Monday, September 16, 2013

Amid Summers' night mare *groan*

Secretary of the Treasury Lawrence Summers at a meeting with credit card executives, April 23 (Shakespeare's birthday!) 2009. The person to whom the other guys are paying such concentrated attention is President Obama. Via the reaction.
Jim White, one of the faithful correspondents at Emptywheel, knows far more about practically everything that interests him than most anybody you'll ever see on television, to say nothing of lowly me and my Google, but I fell into a disagreement with him in the democracy of the Twitter.

Which got me thinking: What does President Obama think about anything, actually? How do we know?

I want to save the case of Syria for another time.

In the case of Larry Summers, we know, let's say, what the New York Times tells us (or the Washington Post, or The Hill, or Politico, or Godhelpus Drudge*): tonight, Annie Lowrey and Binyamin Appelbaum explain that
In its search for a new Fed chairman, the White House had for months centered on Mr. Summers, who smarted after being passed over for the position when Mr. Obama decided four years ago to name Ben S. Bernanke to a second term as chairman.... many top economic policy officials in the administration considered Mr. Summers, who worked intimately with them during the financial crisis, by far the best candidate.
So it's the corporate entity, "The White House", that is in love with Mr. Summers, not necessarily the presidential person; and Mr. Summers is in love with himself, naturally, and his wounded amour-propre is somehow at issue. "We can't have poor Larry smarting," said The White House, Larry's intimate institutional pal.

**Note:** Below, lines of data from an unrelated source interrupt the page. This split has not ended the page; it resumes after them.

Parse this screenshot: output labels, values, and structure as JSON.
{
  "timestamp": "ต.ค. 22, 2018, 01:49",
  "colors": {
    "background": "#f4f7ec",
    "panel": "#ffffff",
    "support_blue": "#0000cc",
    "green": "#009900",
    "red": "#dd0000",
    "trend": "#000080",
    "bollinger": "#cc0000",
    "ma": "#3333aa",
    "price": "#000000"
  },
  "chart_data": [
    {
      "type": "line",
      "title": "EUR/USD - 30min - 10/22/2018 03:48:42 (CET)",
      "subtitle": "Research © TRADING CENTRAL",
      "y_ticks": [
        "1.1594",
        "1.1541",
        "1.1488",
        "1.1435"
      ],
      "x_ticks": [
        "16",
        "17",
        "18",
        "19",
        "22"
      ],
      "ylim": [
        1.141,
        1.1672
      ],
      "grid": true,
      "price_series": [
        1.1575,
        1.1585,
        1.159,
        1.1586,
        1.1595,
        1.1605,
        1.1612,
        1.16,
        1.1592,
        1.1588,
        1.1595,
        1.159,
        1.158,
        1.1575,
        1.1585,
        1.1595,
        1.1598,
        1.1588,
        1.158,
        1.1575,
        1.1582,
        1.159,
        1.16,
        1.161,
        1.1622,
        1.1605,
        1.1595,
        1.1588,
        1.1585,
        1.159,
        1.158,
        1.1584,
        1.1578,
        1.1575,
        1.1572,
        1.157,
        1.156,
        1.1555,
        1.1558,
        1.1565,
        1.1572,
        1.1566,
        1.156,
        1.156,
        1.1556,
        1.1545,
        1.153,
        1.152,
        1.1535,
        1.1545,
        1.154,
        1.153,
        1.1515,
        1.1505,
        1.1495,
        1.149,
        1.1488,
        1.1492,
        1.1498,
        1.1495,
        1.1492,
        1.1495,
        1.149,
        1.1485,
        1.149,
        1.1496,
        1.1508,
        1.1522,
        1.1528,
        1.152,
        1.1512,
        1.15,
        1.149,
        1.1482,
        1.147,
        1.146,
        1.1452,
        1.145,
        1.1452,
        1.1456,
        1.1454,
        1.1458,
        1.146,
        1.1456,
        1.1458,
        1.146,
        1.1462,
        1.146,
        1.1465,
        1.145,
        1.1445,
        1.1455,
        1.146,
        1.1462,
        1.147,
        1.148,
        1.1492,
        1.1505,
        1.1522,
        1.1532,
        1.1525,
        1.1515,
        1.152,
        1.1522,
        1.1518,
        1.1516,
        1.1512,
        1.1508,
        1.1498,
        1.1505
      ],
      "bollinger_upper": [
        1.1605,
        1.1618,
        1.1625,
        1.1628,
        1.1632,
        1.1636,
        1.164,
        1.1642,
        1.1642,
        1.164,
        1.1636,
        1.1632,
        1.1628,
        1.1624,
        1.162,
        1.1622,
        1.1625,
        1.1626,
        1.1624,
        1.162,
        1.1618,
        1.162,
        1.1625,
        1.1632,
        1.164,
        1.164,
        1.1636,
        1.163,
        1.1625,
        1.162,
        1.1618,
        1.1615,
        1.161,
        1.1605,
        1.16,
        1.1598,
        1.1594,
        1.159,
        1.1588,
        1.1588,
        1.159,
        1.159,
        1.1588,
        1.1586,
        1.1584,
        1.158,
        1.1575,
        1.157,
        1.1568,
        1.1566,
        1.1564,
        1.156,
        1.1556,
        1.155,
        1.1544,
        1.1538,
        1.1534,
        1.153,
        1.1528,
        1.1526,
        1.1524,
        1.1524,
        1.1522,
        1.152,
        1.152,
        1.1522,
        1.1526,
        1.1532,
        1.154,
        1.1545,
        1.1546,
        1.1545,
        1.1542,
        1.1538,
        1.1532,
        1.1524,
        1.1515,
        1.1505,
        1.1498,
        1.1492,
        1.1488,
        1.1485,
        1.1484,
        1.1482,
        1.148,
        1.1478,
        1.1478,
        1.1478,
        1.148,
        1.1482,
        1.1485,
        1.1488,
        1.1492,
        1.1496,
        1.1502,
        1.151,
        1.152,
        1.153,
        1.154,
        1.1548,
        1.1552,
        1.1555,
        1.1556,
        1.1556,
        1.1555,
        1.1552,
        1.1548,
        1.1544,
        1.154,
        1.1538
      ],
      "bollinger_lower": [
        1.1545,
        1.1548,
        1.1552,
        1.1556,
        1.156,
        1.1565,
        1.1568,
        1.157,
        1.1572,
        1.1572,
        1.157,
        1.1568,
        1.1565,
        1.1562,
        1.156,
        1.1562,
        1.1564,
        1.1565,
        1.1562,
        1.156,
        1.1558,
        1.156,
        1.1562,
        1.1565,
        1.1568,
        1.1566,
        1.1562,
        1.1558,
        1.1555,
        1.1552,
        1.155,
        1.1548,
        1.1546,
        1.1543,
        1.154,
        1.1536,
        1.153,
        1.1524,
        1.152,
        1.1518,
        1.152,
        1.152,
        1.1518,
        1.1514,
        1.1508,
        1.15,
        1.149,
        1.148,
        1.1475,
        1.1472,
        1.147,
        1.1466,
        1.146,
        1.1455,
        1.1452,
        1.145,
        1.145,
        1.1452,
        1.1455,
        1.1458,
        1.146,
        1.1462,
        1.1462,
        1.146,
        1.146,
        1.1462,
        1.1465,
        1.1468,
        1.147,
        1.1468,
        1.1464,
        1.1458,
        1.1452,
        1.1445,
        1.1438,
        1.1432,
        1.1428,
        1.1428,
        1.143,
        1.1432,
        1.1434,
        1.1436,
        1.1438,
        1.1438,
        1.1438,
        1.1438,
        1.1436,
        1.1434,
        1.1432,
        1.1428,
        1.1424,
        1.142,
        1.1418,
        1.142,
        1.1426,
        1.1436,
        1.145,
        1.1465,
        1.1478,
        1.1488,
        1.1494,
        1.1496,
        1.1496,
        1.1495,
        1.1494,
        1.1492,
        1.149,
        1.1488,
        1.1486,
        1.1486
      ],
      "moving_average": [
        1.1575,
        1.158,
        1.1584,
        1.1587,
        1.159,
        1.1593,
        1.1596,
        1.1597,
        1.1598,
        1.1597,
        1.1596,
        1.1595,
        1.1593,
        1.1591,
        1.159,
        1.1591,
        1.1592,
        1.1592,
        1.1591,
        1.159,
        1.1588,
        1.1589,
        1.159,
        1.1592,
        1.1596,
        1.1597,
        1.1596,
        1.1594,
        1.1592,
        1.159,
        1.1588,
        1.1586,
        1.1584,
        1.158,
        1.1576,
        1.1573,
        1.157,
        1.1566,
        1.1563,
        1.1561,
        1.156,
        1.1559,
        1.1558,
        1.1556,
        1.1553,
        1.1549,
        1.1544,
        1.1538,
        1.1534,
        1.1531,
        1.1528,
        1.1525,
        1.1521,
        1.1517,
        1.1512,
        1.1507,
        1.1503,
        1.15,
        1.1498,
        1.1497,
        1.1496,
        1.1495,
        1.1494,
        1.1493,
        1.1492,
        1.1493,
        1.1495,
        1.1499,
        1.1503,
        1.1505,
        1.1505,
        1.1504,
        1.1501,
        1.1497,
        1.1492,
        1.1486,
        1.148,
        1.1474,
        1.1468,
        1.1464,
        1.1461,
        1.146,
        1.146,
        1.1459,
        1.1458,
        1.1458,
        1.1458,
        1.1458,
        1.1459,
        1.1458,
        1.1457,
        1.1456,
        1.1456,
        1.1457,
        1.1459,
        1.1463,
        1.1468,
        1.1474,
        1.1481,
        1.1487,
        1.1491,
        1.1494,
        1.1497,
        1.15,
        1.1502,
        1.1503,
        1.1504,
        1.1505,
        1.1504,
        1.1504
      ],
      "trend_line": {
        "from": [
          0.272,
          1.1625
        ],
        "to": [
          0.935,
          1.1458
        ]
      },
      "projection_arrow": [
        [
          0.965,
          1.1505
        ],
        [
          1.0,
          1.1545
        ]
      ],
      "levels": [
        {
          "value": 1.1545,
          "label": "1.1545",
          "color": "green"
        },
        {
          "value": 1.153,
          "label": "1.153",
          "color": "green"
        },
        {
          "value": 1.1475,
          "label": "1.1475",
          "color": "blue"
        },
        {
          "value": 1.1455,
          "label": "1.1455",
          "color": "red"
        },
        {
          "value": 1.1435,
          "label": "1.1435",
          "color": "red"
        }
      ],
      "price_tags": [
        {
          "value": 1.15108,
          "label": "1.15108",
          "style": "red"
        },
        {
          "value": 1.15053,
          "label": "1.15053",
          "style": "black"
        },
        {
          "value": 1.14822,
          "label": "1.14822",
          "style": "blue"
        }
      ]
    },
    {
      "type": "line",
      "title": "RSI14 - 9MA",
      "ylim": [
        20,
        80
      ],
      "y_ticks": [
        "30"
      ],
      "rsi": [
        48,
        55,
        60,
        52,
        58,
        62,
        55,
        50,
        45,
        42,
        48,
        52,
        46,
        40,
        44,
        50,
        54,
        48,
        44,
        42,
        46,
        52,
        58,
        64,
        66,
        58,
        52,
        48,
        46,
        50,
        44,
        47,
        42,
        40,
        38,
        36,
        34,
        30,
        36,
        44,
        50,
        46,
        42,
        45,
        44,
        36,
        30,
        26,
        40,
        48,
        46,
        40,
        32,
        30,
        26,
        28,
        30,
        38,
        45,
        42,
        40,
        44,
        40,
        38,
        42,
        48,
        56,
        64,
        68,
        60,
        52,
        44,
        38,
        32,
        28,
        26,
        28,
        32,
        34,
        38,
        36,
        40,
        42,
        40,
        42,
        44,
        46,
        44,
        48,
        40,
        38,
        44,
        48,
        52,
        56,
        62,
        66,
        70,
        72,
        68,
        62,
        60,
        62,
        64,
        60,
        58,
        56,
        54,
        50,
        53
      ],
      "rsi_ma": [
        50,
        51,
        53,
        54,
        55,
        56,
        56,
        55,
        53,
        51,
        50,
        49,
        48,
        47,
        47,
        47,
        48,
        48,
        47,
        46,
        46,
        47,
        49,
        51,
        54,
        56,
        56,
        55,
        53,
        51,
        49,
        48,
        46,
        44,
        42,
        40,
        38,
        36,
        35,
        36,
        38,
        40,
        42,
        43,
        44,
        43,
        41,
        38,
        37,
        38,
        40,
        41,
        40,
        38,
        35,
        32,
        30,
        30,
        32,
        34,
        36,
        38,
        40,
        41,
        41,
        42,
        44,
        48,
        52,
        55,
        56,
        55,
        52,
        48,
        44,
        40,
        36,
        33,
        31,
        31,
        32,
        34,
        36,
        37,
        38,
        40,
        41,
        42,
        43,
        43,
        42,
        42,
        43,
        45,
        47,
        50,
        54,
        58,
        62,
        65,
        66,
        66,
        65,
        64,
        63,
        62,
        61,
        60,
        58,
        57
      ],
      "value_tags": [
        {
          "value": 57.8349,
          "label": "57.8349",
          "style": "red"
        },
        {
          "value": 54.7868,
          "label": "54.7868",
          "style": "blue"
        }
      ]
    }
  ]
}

This morning's paper (same writers) made it a little more personal:
Mr. Summers wanted the job and Mr. Obama wanted to pick him. But the public opposition of three Democrats on the Senate banking committee, the first step in the confirmation process, surprised the White House and forced a calculation that this was a battle the administration could not afford to fight.
How did Lowrey and Appelbaum know that? They learned it from the Summers point of view via
supporters who insisted on anonymity to describe confidential conversations with him.
"I'm a big supporter of Larry," they said, "but I'm going to repeat to you what he told me in confidence because I just happen to be a treacherous bastard, so please don't mention my name." No, wait. Why is it that reporters trust sources who begin by asking to be kept anonymous because they are breaking a confidence, or because they are not authorized to speak, or because it is a breach of national security? These are not trustworthy people!

*I think that's what I'm going to start calling him, a name for a Puritan pimp, not funny enough for Dickens, but maybe a Walter Scott novel, huh?
The Mare and her Ninefold. By William Lucius Appaloosius Steinmeyer. Via  Elfwood.
Which is not to say they may not be telling the truth, but that a reporter needs to weigh their motivations for speaking. In the present case, it seems clear to me that the sources are speaking not because they have some vicious or vengeful reason for violating the Summers confidence, but because they are framing the story as he wants it framed. Indeed it might as well be Summers himself, and for all we know it is.

This is why the story shows The White House as being so concerned with the Summers emotional state, and why it explains the president's desires in such certain terms. And while I'm not going to go back through the history of Obama's desperate longing to have his buddy Larry running the Fed, I'm feeling pretty confident that you'll find it has been Larry's story all along. What Obama has publicly said, along with lavish praise for Summers's intellect and drive and whatnot, is that he has not made up his mind, and there's really no reason not to think that's true.

And there's a reason to think Obama might be more interested in getting the hiring of a Fed Chairman done quietly and efficiently than he is in soothing Larry's feelings: in Richard Wolffe's new book, The Message: The Reselling of President Obama (as previewed in the Daily Beast), whose sources have good reason to remain anonymous because they are purveying some pretty nasty gossip:

“Axe and Gibbs were effectively fired. He owes everything to Axe. Everything. He’d never have gotten anywhere without him. I’d like to think he knows that and sees him differently. But I’m not sure.” Obama kept a close team of younger male staffers to manage his immediate needs, and that was all he needed. “He needs the guys to play cards and golf, and tell him where he’s going next and why,” said a former aide. “But beyond that, it’s what function you have. And if you can’t fulfill that function anymore, or someone can do it better, you’re gone. That’s hard for those of us who really believe in him. He expects full loyalty. But you need to have your eyes open.”

That is, he maybe preferred to give Summers the job for reasons of loyalty, or because the staff liked him best or was scared of women, or simply because Janet Yellen wasn't into the kind of shameless begging for the job through the press and in person that Summers was conducting (from Lowrey and Appelbaum:
Ms. Yellen has frustrated some of her own supporters by her unwillingness to campaign, or to coordinate their efforts on her behalf.)
but to say that he "wanted" Summers because he childishly thinks Summers is just so awesome the Fed can't do without him, no. He cares a lot more about what the people, as represented (however lamely) by the Senate, want. He'd drop him without a moment's regret. In fact he just has.
1980s Fright Flicks cards, via Mondotees.